Anders als das LG meint, folgt diese Bindung nicht aus § 325 Abs. 1 ZPO. Sie scheitert bereits an den subjektiven Grenzen der Rechtskraft. Nach § 325 Abs. 1 ZPO wirkt ein rechtskräftiges Urteil grundsätzlich nur für und gegen die Parteien und deren Rechtsnachfolger. Nimmt der Kläger mehrere Beklagte im Wege subjektiver Klagehäufung in Anspruch und sind die Beklagten einfache Streitgenossen, so ist dabei auf die einzelnen Prozessrechtsverhältnisse abzustellen. Zwischen den Streitgenossen entfaltet das Urteil mithin keine Rechtskraftwirkung.

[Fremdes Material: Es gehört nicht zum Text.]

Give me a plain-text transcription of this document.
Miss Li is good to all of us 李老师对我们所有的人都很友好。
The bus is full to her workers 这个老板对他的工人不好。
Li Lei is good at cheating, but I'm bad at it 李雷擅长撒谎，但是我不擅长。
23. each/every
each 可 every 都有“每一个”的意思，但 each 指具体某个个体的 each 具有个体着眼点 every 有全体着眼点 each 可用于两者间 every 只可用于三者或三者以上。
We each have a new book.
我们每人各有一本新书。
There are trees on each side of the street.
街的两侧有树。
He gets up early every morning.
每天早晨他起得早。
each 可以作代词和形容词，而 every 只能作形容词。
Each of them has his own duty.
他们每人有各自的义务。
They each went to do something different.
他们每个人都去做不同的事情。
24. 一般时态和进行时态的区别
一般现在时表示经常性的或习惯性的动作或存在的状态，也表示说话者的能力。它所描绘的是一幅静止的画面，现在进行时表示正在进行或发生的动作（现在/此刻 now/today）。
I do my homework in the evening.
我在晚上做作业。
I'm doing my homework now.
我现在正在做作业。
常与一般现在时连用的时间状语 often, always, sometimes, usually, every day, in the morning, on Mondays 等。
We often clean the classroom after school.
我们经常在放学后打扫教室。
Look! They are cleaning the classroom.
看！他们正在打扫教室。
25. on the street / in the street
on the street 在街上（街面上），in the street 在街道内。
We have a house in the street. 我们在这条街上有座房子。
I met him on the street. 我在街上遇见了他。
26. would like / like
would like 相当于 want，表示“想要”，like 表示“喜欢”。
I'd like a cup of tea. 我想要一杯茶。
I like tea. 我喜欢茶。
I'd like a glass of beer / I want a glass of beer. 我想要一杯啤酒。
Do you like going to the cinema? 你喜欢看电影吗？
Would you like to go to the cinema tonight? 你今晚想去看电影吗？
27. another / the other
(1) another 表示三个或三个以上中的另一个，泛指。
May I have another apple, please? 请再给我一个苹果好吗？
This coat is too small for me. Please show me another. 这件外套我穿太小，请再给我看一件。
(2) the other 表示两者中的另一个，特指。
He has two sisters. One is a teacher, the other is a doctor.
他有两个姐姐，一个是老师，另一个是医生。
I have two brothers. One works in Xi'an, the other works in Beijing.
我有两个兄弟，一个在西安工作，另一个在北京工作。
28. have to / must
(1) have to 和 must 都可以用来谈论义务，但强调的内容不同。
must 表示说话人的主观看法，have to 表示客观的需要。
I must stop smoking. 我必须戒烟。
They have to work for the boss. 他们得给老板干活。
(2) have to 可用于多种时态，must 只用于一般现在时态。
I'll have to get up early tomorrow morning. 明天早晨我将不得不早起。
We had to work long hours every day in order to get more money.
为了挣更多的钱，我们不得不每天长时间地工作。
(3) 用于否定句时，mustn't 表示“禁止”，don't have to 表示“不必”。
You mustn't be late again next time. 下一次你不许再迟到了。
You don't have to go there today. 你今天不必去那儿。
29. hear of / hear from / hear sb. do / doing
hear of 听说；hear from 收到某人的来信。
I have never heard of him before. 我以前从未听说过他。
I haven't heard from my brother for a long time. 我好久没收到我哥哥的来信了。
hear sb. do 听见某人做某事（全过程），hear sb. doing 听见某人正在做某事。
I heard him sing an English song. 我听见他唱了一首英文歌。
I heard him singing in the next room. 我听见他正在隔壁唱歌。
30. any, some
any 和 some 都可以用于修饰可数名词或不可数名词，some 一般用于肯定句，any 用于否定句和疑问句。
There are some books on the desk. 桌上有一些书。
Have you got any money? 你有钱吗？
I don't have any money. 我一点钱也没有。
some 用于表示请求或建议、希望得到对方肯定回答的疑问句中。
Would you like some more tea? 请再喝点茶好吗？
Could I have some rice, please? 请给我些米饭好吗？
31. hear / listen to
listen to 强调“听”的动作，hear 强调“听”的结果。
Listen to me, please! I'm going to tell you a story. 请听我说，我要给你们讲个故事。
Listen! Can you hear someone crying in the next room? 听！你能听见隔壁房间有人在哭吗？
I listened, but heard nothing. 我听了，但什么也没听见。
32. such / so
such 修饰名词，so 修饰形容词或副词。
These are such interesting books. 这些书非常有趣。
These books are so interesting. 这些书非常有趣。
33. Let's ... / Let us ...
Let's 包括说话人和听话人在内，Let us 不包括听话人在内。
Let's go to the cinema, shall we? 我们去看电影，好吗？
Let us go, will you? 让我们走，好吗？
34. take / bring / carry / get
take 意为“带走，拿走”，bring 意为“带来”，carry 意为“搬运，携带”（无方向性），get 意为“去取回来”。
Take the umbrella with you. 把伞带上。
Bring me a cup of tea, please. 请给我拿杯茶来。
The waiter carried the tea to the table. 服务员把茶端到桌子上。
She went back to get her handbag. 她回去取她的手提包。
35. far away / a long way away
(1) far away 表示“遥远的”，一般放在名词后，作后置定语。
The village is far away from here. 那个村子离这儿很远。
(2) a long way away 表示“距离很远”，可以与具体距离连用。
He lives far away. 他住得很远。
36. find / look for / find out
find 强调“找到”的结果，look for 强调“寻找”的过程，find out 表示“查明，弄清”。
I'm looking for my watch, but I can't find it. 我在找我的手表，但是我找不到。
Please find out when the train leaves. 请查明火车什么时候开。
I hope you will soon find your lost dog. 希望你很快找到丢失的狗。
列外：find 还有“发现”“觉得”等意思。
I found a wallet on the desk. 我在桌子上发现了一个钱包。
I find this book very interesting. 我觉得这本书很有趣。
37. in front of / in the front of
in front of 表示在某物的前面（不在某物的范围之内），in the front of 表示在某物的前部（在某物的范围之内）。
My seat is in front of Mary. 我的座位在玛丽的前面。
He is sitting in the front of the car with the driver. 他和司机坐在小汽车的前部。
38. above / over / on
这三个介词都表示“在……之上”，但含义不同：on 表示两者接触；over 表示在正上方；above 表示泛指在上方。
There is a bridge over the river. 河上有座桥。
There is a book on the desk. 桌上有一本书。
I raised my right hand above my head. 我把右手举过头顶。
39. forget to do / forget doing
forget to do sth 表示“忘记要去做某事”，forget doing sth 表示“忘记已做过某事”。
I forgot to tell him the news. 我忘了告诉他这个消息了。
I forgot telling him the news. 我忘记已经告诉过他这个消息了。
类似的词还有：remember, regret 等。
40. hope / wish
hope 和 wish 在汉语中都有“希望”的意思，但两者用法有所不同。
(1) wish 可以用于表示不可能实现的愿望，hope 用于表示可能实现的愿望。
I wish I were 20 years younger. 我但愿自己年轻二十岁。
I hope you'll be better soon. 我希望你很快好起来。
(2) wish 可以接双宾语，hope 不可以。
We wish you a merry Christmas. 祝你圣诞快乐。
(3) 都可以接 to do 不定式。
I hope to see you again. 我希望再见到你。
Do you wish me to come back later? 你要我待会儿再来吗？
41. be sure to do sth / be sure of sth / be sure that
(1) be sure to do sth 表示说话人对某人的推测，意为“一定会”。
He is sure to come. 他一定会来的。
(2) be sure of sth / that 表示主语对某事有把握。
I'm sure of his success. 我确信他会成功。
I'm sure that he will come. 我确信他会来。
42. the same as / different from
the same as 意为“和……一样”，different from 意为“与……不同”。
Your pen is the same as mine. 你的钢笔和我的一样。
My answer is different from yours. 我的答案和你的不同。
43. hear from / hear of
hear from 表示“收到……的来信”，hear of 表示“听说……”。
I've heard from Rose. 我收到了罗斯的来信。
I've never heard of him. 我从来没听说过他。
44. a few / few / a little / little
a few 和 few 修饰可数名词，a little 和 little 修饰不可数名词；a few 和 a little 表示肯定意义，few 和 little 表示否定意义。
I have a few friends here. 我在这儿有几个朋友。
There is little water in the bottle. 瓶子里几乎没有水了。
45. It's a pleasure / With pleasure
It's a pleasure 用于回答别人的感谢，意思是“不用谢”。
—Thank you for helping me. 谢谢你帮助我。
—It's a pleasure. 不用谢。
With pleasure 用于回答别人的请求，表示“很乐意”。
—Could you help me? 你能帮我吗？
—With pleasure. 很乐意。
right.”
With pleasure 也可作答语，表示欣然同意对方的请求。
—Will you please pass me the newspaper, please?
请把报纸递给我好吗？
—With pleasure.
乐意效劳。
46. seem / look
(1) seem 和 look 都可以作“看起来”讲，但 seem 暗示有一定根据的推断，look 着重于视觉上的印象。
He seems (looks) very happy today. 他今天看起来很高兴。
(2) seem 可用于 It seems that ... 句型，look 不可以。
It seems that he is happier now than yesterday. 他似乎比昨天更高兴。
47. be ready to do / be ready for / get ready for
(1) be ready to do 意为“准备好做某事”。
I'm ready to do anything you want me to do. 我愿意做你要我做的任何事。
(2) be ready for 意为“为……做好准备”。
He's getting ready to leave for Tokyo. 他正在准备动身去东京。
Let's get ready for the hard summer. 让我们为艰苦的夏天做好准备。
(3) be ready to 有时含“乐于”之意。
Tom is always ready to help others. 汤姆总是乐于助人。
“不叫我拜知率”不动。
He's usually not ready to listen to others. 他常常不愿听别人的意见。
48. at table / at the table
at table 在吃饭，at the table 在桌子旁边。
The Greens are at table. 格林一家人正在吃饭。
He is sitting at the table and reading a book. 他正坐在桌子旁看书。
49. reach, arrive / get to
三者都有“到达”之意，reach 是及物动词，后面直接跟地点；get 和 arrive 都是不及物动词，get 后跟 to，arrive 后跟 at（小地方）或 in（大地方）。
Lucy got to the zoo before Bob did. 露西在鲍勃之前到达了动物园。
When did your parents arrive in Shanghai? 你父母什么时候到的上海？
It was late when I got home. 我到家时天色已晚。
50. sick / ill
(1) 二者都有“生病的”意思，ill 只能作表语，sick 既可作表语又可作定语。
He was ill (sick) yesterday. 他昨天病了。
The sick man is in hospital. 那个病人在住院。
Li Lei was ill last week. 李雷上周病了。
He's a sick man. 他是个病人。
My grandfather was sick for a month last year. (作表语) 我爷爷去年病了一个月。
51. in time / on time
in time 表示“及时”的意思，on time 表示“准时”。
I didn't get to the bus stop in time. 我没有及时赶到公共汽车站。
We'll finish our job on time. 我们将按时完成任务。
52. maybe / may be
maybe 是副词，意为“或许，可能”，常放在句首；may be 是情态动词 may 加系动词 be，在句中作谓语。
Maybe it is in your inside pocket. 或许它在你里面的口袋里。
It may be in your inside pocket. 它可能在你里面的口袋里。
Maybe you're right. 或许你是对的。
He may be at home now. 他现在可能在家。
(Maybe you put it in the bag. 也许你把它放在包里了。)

Werden also - wie hier - zwei einfache Streitgenossen als Gesamtschuldner rechtskräftig zur Zahlung von Schadensersatz verurteilt, so steht ihre Haftung zwar im Verhältnis zum Gläubiger, nicht aber zwischen den Streitgenossen selbst fest. Jedem der im Vorprozess rechtskräftig als Gesamtschuldner verurteilten Streitgenossen bleibt im nachfolgenden Rechtsstreit um den Innenausgleich damit die Möglichkeit, die im Vorprozess bejahte Verbindlichkeit dem Gläubiger gegenüber und damit auch das Bestehen eines Gesamtschuldverhältnisses überhaupt in Frage zu stellen.